By Joshua Barajas
On the 21st floor of a nondescript building in central Beijing, a wall in apartment 2108 showcases more than 50 photos of people holding up signs with gay-friendly messages.
In one photo, Wu Youjian, known as China’s first parent to publicly support her gay son on nationwide television, holds up a handwritten sheet of paper that reads, “Love is the most beautiful rainbow.”
Founded in 2008, the LGBT Center in Beijing functions as a public, nonprofit haven for the lesbian, gay, bisexual and transgender community. Decorated with a mélange of rainbow-colored objects, the center aims to make the community more visible in a country that remains lukewarm to gay rights.
“Gay issues [are] not a priority for the government,” said Jinxia, the center’s administration manager, who asked to be identified by her last name only. “Most of our support has to come from NGOs.”
Sometimes lacking the wherewithal to pay the rent, the center relies on the support of Chinese partner organizations such as AiBai and Common Language to continue to provide activities organized by the center. The apartment’s furniture came mostly from volunteers and the community.
As one of two full-time staff members, Jinxia said the center goes beyond the movie screenings, gay chorus practices and health seminars it hosts every week. A psychological consultant from Peking University conducts a group session each week in which the center volunteers share their life stories with each other.
“The aim of the center is to provide a positive space, a platform to shake off those negative thoughts [that homosexuals face] and to enjoy life like everyone else,” said Jinxia.
There are no laws that criminalize homosexuality in China, but social acceptance of gays and lesbians has been piecemeal. Before 1997, homosexuality was considered a violation of China’s criminal code.
In China, the public upholds the stereotype that homosexuals are solely connected to the spread of AIDS, Jinxia said. According to the United Nations AIDS Agency (UNAIDS), the rate of HIV infection in China is relatively low (0.1 percent among adult). Of the 740,000 people living with HIV in China, 44 percent were infected through heterosexual transmission, three times the rate of homosexual transmission.
Although the Chinese government removed homosexuality from its list of mental disorders in 2001, advertisements that claim to cure homosexuality through therapy can still be found online. Filmmaker Wei Xiaogang, who’s working on a documentary on the topic, said in an interview with Time Out Beijing that Guo’ao Psychology Hospital in Beijing advertises that it could cure gayness in two to five sessions that cost 500 to 800 RMB ($92-123) each.
In the United States, the American Psychiatric Association voted to remove homosexuality from its list of mental disorders in 1973, but Christian gay conversion camps such as Exodus International still claim to be able to cure homosexuality.

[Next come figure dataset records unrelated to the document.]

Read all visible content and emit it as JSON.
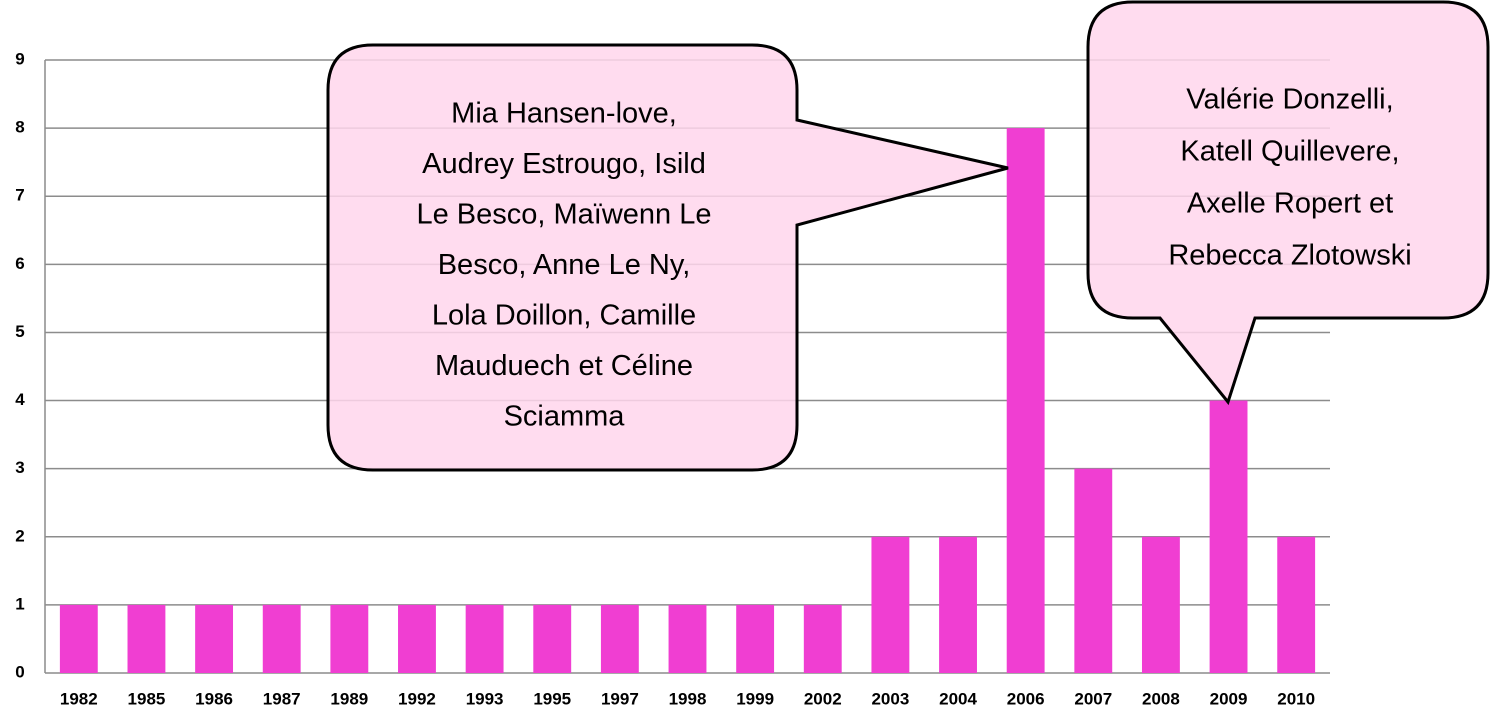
{
  "chart_data": {
    "type": "bar",
    "categories": [
      "1982",
      "1985",
      "1986",
      "1987",
      "1989",
      "1992",
      "1993",
      "1995",
      "1997",
      "1998",
      "1999",
      "2002",
      "2003",
      "2004",
      "2006",
      "2007",
      "2008",
      "2009",
      "2010"
    ],
    "values": [
      1,
      1,
      1,
      1,
      1,
      1,
      1,
      1,
      1,
      1,
      1,
      1,
      2,
      2,
      8,
      3,
      2,
      4,
      2
    ],
    "color": "#f03ed2",
    "ylim": [
      0,
      9
    ],
    "yticks": [
      0,
      1,
      2,
      3,
      4,
      5,
      6,
      7,
      8,
      9
    ],
    "grid": true,
    "annotations": [
      {
        "lines": [
          "Mia Hansen-love,",
          "Audrey Estrougo, Isild",
          "Le Besco, Maïwenn Le",
          "Besco, Anne Le Ny,",
          "Lola Doillon, Camille",
          "Mauduech et Céline",
          "Sciamma"
        ]
      },
      {
        "lines": [
          "Valérie Donzelli,",
          "Katell Quillevere,",
          "Axelle Ropert et",
          "Rebecca Zlotowski"
        ]
      }
    ]
  }
}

And while the Chinese government occasionally shuts down LGBT websites, cities such as Beijing and Shanghai, which opened in its first LGBT center earlier this year, act as destinations for young gay adults.
“People in Beijing are quite tolerant,” said Hilary Shi, a 22-year-old volunteer at the center. “I feel easy here.”
A graduating journalism major at Beijing Foreign Studies University, Shi said she ended her three-year long distance relationship with her boyfriend recently to “find people like me.”
Shi attended a workshop organized by Les Plus, a lesbian magazine, and began volunteering at the center to become more involved within the gay community. “I feel like I need to do something to help improve the situation, maybe to help other lesbians or gays to recognize themselves for who they are,” she said.
The Chinese word for gay—“tongzhi”—dates back to the Cultural Revolution, meaning “comrade.” A term of address, it recognized a shared characteristic. Used in the gay community, it reinforces solidarity among the LGBT crowd.
Shi may be open about her sexuality in Beijing, but her parents back in Xiamen, a city in southeastern China, are not aware of Shi’s sexual orientation. She is wary about returning home because she thinks her parents will pressure her to meet a man. “If they realize their daughter’s gay, I don’t think they could take it,” Shi said.
A.J. Song, a Beijing Business and Technology University graduate, shares a similar story. Growing up in a small village, Song said it’s difficult to reveal his sexual orientation to his parents. “I’m the only child,” the 24-year-old said. “It’s not fair for them. I chose not to tell them yet.”
China’s 1979 one-child policy has made the decision difficult for some gay males to come out because in Chinese families, sons are expected to continue the family line. Homosexuality, Song said, is relatively unknown back home and coming out would be a burden to his parents. Yet he hasn’t experienced any opposition as a gay man in Beijing.
“People mind their own business,” he said. “People may find [homosexuality] disgusting, but they’re not going to act on it 99 percent of the time.”